ウォッチメン

見終わってこの感じは何かににてるけど何だ、と思ったんだがアレだ、TVアニメの総集編。
3時間近くある映画だが、この長さでも『ウォッチメン』の内容をまとめるには短すぎた。原作からして既に大部の内容を圧縮して語ってる感があるけど、映画はそれをさらに圧縮してるので、なんというかあらすじばかりでエモーションの動きが追いにくい。マンガだったら読み返すことで各シーンに圧縮されたものをじわじわ解きほぐす面白さがあるけど、映画は時間に沿って順々にシーンを見せられるうちにどのポイントを追えばいいのかわからなくなる。
とはいえじゃあダメな作品かというとそうでもなくて、ストーリーは原作のそれをおそろしく手際よく編集して見せています。手品のようなまとめっぷり。そしてビジュアル的にもすごく「よく出来てる」。ナイトオウル、シルク・スペクターは原作より良かった。ロールシャッハ(発音はロールシャックだったのね)は原作より好きになった。

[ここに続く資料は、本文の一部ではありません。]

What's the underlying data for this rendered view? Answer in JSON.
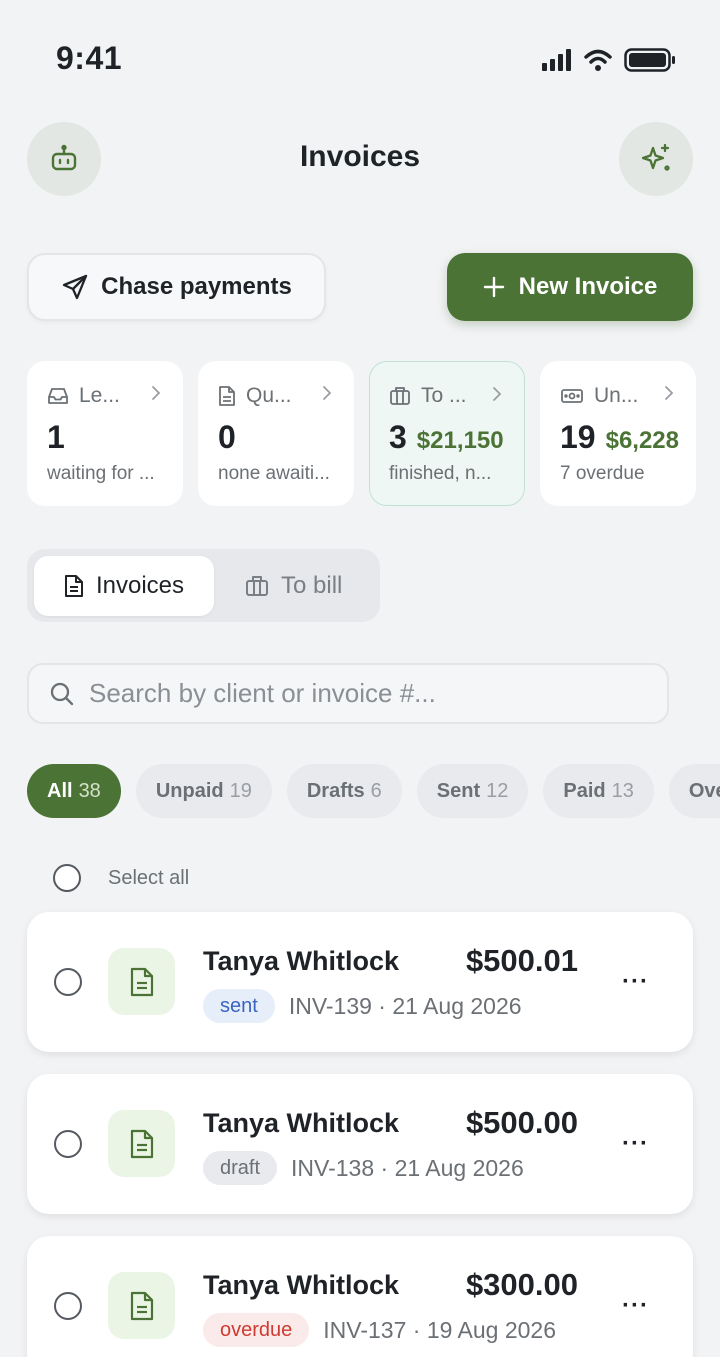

音楽の使い方も良かった。レナード・コーエンの「ハレルヤ」が流れるシーンは笑った。
しかし原作の普通の人々の生活場面(新聞売りと黒人少年のやりとりとか)を映画はばっさり落としてるんだけど、これはテーマ的にもちょっとまずいんじゃないかという気がする。厚みが無くなる。まあ、そりゃ時間内で語りきるためにはああいう部分は省略するしかないだろうけどね。
まあなんだ、これはやはり何回かのTVシリーズ(予算たっぷり目で)でみたかったな…と思う。